Port statistics Drewry compiled from a sample of nearly 150 sites around the world indicated that container handling grew by 6.6 percent in the first six months of the year, and deep-sea and regional trade numbers were showing similar progress.

“World port throughput growth was barely a thing in either 2015 or 2016, and if the current rate for the first half 2017 as suggested by our sample ports holds true for the remainder of the year, it will have been the fastest growing year since 2011,” Drewry noted.

Looking at a sample of major trades, the analyst said all of the routes with the exception of Europe-Middle East made contributions. Five trades — Intra-Asia, Asia-West Coast of North America, Asia-Mediterranean, Asia-East Coast of North America, and Asia-North Europe — were responsible for over three-quarters of the additional volume.

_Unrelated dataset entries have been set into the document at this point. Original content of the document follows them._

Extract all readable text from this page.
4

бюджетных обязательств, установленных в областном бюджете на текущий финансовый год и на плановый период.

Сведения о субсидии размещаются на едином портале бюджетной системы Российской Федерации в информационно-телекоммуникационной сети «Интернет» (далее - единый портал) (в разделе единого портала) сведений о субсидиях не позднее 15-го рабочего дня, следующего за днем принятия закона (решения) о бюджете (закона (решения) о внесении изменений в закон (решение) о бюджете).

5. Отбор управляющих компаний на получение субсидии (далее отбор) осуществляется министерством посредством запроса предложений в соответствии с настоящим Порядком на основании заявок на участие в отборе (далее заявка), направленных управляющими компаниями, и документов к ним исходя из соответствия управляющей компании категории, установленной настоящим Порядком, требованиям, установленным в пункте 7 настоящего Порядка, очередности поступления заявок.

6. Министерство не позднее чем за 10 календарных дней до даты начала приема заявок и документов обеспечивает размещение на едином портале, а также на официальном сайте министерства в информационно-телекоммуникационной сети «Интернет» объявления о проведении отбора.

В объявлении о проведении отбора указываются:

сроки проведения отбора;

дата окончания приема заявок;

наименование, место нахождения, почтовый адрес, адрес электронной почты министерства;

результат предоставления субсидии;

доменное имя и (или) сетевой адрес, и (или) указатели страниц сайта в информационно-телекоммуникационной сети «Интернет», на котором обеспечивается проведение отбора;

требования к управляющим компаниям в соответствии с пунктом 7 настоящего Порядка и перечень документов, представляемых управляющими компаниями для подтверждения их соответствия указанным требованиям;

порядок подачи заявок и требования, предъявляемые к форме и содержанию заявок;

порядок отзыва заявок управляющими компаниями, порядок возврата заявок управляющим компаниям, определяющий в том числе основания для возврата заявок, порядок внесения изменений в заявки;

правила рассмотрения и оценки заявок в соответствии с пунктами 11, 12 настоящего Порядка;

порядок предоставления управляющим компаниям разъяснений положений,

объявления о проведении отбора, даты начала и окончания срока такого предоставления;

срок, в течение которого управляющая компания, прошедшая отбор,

“As expectations brighten, more companies are now willing to build up stocks and call upon the services of shipping lines, having let them dwindle during more bearish times,” Drewry said. “As well as greater business and consumer confidence, there have been recovery plays in a number of economies whose prosperity is tied to the price of oil, while the easing of sanctions in Russia and Iran has also added to the container pot.”

Earlier this year, Drewry predicted that the container shipping industry would close the year with an operating profit of around $1.5 billion, driven by higher freight rates and rapidly growing cargo demand. Drewry in July upgraded that forecast to $5 billion as a result of the uptick in pricing and demand through the first half of this year.

Although the rising demand comes at a good time for carriers taking delivery of large new vessels, another container shipping analyst, Alphaliner, said the steady flow of ultra-large vessels into service on Asia-Europe at the rate of one a week would continue to put pressure on the supply-demand balance.

During the first six months of this year, 26 ships of more than 14,000 TEU were delivered, according to Alphaliner, and a further dozen newbuildings of this size were expected to join the container shipping fleet at a rate of at least one per week before the annual low season begins in October.